QUEENSLAND has signed a memorandum of understanding with the Port of Rotterdam in the Netherlands to collaborate on opportunities to develop a hydrogen export supply chain.
Minister for energy, renewables and hydrogen Mick de Brenni said the Port of Rotterdam has a target to import up to 20 million tonnes of hydrogen by 2050, starting with imports of ammonia in 2025.
“Given the recent impacts of world events on energy security and their sky-rocketing effect on power prices, this has perhaps never been more important,” he said.
Addressing the World Hydrogen Summit by video, Mr de Brenni said Queensland is a well-credentialed investment partner for hydrogen and renewable energy.
“Queensland has the clean, green, reliable, affordable and sensible energy solutions you seek,” Mr de Brenni said.
“We are tapping our abundance of sunshine, wind and water, our new economy minerals and our skilled workforce to power our energy evolution.”

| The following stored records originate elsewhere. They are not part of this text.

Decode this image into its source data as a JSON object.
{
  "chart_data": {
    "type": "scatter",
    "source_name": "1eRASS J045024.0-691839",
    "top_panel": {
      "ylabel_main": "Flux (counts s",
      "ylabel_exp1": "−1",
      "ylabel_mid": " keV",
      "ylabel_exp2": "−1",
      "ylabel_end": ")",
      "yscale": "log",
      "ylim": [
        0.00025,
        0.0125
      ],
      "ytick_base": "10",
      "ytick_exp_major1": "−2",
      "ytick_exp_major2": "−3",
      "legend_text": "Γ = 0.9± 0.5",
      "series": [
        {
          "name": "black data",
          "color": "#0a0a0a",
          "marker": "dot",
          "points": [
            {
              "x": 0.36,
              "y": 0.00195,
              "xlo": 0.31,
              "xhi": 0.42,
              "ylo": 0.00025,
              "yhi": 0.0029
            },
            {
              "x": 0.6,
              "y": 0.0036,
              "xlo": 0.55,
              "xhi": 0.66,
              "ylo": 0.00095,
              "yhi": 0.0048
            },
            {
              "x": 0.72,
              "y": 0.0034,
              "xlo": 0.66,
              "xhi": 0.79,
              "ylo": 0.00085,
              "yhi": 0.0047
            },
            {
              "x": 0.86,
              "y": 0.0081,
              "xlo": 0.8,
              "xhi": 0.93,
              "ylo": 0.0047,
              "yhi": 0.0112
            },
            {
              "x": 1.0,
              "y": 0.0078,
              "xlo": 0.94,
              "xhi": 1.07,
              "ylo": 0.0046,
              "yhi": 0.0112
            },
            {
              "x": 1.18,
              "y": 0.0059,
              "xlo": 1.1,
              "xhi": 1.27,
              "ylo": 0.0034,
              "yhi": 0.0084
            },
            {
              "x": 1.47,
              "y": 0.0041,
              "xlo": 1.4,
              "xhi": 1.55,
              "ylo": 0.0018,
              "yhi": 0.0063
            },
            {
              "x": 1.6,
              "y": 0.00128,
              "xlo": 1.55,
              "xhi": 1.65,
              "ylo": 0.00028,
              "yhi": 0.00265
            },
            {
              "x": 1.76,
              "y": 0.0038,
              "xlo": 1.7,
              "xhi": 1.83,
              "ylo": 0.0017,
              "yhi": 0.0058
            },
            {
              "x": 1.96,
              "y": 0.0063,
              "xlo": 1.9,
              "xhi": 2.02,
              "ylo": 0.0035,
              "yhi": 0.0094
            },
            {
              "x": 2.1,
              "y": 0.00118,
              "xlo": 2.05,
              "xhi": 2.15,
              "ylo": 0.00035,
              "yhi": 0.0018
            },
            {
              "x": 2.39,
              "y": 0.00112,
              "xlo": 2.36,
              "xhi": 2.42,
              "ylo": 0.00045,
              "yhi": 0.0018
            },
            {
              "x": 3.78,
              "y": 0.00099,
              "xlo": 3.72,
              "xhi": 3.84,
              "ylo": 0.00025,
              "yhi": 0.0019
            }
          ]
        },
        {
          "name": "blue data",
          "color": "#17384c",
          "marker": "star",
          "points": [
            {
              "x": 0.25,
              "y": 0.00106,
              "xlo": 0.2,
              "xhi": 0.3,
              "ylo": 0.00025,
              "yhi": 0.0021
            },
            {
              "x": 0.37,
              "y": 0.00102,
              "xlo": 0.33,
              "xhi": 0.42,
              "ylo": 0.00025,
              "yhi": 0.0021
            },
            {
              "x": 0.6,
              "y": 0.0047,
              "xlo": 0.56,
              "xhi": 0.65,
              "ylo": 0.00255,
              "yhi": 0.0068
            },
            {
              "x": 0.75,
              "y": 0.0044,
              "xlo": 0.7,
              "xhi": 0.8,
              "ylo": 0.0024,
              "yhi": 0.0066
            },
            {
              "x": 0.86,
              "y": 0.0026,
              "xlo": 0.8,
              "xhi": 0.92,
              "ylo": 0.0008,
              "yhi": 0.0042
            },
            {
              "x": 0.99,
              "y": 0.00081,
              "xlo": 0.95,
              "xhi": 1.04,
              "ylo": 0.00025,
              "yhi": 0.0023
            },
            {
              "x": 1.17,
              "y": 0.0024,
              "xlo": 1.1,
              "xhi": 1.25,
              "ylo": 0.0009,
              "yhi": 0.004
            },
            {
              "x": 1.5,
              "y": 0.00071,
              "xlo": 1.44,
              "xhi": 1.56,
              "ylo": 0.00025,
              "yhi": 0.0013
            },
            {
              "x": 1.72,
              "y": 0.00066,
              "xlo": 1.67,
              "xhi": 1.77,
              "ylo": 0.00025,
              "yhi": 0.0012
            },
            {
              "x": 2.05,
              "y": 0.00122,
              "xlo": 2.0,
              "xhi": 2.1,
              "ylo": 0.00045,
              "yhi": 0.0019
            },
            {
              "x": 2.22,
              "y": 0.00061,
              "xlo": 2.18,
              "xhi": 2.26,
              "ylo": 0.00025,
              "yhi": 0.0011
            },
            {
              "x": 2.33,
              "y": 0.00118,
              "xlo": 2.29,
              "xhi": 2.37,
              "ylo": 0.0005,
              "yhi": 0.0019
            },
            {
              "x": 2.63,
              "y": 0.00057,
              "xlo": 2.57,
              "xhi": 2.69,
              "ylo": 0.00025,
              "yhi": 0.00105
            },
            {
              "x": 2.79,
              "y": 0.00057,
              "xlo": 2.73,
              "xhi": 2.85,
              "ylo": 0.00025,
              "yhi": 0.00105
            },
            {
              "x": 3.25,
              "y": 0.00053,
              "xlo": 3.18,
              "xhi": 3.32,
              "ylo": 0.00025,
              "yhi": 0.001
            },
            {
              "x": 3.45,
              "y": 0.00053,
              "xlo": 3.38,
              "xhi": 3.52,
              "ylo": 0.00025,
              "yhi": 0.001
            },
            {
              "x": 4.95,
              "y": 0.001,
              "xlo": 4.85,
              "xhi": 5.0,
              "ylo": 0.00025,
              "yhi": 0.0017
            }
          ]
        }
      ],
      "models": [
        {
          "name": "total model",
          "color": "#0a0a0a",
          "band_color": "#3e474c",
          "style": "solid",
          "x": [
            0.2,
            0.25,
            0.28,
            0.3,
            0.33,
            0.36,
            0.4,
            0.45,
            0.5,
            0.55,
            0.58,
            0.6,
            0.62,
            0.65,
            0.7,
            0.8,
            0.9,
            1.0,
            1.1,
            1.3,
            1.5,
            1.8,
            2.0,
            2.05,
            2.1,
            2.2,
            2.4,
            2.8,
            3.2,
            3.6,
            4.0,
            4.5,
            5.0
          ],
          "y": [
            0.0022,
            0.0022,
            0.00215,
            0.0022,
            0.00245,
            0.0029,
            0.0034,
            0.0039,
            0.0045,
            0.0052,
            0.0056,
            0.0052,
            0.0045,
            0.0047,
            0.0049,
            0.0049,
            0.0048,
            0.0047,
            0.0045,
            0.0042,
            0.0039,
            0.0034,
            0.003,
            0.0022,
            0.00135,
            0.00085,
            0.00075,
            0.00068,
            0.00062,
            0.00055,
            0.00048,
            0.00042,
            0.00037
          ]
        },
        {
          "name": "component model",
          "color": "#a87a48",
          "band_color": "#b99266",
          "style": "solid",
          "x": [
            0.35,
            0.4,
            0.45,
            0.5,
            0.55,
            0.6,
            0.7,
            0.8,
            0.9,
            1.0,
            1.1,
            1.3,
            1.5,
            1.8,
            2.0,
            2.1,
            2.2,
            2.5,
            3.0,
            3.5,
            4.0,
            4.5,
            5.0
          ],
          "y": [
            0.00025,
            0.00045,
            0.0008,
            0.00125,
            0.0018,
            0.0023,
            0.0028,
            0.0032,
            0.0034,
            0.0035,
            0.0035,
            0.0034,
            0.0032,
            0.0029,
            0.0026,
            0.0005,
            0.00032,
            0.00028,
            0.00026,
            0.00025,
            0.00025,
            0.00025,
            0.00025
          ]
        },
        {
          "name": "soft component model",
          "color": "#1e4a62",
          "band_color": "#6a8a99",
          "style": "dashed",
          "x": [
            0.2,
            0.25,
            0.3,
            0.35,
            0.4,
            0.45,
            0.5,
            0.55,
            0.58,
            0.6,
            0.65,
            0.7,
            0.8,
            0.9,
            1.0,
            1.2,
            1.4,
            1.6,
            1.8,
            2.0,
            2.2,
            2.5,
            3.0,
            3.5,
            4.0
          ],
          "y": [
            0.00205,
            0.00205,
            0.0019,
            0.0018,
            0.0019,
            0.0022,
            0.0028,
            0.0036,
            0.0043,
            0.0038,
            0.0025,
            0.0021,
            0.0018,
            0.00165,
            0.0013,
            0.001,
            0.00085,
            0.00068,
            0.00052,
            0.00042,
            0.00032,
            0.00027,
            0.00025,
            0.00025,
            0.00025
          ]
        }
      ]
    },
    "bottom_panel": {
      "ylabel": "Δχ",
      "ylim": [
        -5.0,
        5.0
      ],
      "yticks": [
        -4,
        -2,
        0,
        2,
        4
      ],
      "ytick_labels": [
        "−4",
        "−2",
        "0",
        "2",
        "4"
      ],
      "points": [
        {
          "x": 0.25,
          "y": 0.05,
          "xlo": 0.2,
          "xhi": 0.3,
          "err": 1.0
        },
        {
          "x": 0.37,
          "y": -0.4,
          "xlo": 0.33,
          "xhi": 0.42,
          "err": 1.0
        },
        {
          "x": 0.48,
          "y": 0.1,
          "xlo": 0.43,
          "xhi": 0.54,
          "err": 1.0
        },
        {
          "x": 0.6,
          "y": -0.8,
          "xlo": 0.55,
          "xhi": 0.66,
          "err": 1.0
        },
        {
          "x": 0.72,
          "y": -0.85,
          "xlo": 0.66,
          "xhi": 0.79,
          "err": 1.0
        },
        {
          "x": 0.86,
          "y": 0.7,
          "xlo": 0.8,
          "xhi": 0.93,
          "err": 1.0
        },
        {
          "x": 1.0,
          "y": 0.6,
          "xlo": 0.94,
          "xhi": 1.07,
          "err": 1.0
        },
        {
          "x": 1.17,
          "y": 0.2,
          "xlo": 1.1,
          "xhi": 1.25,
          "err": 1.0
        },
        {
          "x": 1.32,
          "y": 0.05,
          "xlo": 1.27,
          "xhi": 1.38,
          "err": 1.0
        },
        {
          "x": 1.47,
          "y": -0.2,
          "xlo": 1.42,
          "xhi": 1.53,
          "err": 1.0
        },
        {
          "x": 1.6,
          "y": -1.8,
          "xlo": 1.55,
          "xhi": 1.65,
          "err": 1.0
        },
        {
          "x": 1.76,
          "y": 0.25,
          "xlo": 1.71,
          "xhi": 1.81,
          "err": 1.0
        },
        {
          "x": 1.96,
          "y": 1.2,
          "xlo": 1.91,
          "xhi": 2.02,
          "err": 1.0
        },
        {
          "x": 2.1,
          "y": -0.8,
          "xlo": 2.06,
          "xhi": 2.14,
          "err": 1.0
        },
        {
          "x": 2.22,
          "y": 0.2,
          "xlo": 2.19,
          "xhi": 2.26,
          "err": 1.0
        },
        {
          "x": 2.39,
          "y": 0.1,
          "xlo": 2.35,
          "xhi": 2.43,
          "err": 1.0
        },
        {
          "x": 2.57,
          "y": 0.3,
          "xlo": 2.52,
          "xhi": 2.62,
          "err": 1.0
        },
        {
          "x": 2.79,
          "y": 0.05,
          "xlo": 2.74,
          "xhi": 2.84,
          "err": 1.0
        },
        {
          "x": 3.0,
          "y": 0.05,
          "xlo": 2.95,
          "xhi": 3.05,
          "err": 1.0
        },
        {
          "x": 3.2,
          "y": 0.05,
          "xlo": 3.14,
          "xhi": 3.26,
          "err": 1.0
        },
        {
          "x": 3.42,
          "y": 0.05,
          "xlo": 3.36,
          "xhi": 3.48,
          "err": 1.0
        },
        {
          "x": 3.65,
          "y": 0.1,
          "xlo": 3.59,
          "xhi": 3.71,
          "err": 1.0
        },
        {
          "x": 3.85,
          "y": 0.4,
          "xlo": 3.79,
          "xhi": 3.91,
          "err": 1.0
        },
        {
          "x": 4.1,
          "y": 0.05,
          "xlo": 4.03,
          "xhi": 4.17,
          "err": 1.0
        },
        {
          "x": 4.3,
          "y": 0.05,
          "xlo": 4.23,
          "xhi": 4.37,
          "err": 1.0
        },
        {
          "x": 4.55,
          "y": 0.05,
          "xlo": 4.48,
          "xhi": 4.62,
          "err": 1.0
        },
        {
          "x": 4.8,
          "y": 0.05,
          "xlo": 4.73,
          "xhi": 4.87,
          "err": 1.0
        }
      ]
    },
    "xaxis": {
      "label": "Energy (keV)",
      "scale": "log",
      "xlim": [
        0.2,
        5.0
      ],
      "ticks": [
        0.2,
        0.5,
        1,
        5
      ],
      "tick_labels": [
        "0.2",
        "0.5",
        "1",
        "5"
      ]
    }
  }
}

Mr de Brenni outlined the steps Queensland has taken to develop large-scale manufacturing that supports a resilient and sustainable renewable energy supply chain.
“Our $2-billion Renewable Energy and Hydrogen Jobs Fund empowers Queensland’s interconnected and publicly owned energy corporations to partner with private sector projects and help satiate an increasingly hungry world hydrogen market,” he said.
“We also have three Queensland Renewable Energy Zones that allow us to coordinate our vast supply of renewable energy and open doors to rapidly develop our green hydrogen hubs.
Mr de Brenni said Queensland would continue setting global benchmarks for hydrogen as a new clean fuel that will power more jobs in more industries.
“In the coming months, Queensland will further demonstrate global energy leadership when our 10-year Energy Plan is released,” he said.
“This Energy Plan will reinforce the fact that Queensland offers the certainty to make long-term investment decisions, and that we are ‘fair dinkum’ about delivering regulatory certainty, infrastructure certainty and political certainty.
“We have well-developed ports, an established industrial seaboard infrastructure, mature scientific research and manufacturing capabilities.”